Certifications and Prerequisites for Entering the Program

Although, there are specific prerequisites students will need to meet prior to starting any LVN or LPN programs, it is important to know that there may be slight differences between program requirements depending on the state where the program is offered. Here is a list of the most common requirements students will need to meet prior to enrolling.

  • Students must have a high school diploma or graduate equivalency degree (GED)
  • Students must be a U.S. citizen or legal resident
  • Students must undergo a criminal background check
  • Students must provide verification of immunizations prior to enrolling in the clinical component of the program
  • Students must present evidence of current certification in CPR for the healthcare provider prior to enrolling in the clinical component of the program

Examples of Classroom Courses in LPN-LVN Programs

Students enrolled in LPN-LVN programs will be required to take a variety of classroom courses, which may include:

  • Anatomy and physiology
  • Concepts and fundamentals of nursing
  • A nurse assistant course
  • Medical surgical nursing
  • Pharmacology
  • Medical terminology
  • Psychological care
  • Basic care and comfort
  • Safe care and environment
  • Health promotion and maintenance
  • Documentation skills
  • Computer skills
  • Teaching and learning

What is Involved in the Clinical Component of LPN-LVN Programs?

In the clinical component of vocational and practical nursing programs, students will perform the skills they have learned in the skills lab in hospital and/or community settings.
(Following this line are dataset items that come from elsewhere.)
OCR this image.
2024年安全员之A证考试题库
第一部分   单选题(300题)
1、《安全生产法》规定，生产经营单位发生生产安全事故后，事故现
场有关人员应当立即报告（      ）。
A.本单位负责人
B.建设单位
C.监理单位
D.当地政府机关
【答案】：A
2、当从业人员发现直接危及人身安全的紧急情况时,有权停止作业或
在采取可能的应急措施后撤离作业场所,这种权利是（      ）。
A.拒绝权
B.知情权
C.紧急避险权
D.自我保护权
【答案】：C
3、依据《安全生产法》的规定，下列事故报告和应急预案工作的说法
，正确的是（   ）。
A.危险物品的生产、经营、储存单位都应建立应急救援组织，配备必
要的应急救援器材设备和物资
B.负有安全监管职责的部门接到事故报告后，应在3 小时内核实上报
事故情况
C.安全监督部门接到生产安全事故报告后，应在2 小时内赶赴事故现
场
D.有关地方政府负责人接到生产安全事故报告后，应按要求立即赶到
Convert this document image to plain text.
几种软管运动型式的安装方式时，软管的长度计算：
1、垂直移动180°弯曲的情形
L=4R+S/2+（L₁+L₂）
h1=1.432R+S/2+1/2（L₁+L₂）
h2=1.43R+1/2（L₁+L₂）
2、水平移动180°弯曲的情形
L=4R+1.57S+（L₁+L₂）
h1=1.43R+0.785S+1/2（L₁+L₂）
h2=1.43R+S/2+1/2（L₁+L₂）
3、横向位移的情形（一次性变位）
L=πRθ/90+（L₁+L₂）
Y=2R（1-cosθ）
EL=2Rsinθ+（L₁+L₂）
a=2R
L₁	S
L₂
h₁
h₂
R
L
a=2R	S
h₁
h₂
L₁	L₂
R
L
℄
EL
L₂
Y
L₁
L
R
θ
Some of the skills they perform in clinical settings may include:

  • Administering medications
  • Performing dressing changes
  • Assisting patients with basic grooming and self-care practices
  • Assessing and documenting patients’ vital signs
  • Implementing physician orders
  • Inserting, maintaining, or discontinuing urinary catheters
  • Collecting blood, urine, or other fluid samples
  • Monitoring patients’ vital signs
  • Communicating with RN’s, physicians, and all other members of the healthcare team
  • Communicating with patients and their family members
  • Providing patient care that is safe and effective
  • Assisting patients with ambulation, range of motion, and other measures to promote a return to independent function
  • Documenting the care provided

How Long Does it Take to Complete LPN-LVN Programs?

LPN-LVN ProgramsMost programs take between 12-to-13 months to complete. During this time, students receive classroom and online instruction along with supervised training in a skills lab and variety of clinical care settings.
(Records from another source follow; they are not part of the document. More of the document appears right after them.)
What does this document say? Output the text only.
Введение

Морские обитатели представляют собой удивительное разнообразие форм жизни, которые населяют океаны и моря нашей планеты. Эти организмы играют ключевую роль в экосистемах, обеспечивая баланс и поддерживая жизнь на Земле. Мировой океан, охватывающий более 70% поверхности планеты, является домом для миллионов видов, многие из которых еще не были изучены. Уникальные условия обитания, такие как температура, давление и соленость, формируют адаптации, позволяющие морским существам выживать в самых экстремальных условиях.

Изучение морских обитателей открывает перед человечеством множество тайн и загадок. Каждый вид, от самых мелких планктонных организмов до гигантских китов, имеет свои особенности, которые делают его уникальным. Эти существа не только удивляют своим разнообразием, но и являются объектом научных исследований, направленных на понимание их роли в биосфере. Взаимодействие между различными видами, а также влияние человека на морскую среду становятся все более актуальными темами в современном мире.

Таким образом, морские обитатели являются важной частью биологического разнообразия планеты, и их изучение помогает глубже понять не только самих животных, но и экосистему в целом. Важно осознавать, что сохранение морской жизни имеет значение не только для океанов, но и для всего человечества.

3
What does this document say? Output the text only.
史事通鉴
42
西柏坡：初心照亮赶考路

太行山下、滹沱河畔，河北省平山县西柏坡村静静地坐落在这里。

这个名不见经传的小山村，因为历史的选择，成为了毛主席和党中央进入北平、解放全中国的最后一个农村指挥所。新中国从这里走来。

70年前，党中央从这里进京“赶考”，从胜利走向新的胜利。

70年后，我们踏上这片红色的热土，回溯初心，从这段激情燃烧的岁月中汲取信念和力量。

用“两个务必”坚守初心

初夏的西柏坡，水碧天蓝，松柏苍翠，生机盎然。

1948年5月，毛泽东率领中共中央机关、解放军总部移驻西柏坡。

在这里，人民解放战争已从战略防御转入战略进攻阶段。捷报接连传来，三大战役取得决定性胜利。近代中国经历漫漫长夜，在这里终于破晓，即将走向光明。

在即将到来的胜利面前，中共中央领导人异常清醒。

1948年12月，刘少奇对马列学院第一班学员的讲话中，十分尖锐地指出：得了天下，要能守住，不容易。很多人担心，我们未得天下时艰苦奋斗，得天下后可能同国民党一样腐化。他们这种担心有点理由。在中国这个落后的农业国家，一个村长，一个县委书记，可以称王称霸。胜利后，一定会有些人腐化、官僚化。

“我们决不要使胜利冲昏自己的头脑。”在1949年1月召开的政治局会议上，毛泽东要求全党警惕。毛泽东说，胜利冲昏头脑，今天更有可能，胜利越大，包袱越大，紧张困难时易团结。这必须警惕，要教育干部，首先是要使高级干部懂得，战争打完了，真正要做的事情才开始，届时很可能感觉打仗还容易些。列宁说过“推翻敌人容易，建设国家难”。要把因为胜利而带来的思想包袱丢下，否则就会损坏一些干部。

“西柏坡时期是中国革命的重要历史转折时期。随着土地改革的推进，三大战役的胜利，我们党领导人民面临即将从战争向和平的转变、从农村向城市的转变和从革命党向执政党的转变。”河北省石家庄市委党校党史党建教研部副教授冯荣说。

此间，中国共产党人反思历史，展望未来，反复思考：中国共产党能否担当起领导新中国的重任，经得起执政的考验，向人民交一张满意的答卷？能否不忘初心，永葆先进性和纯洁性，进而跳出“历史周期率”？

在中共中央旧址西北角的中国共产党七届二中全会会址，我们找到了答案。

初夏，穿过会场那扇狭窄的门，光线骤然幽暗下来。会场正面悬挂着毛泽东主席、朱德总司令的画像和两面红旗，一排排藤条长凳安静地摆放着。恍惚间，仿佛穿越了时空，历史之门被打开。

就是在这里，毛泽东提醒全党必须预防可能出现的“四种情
The programs dedicate their first months to classroom instruction, exams, and skills lab practice setting. The final months of the program typically end with an externship or a real-life opportunity for the students to provide direct care to patients, under the supervision of a nursing instructor.
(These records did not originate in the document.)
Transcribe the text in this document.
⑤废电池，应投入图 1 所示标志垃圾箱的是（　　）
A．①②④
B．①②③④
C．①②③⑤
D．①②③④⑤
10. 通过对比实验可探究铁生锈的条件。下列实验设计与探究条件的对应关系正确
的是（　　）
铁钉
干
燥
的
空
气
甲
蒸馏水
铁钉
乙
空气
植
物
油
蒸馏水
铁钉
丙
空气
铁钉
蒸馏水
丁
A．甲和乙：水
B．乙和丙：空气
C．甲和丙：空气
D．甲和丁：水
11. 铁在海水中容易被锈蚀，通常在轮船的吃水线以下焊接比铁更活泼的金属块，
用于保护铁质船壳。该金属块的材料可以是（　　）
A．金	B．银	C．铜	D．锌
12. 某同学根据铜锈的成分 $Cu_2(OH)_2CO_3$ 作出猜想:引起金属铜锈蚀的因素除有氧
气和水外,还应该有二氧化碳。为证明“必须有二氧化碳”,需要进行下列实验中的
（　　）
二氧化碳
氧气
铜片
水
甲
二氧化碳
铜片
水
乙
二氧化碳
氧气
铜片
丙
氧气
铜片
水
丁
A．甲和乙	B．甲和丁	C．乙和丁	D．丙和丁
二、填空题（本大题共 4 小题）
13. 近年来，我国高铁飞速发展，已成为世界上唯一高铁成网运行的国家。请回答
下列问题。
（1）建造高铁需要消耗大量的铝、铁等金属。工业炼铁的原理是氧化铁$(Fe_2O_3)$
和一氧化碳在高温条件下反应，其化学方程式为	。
Some of the most common settings where LPN-LVN students practice hands-on patient care are:

  • Hospitals
  • Doctors’ offices
  • Health clinics
  • Rehabilitation centers
  • Mental health clinics
  • Extended care facilities

Accelerated LPN-LVN Programs

Accelerated LPN-LVN programs take the curriculum found in 12-to-13 month programs and condense it to a time frame of six months. Accelerated programs are often given online, and focus on training certified nursing assistants (CNAs), who already have some experience providing direct patient care in a hospital or community setting, to become an LPN or LVN.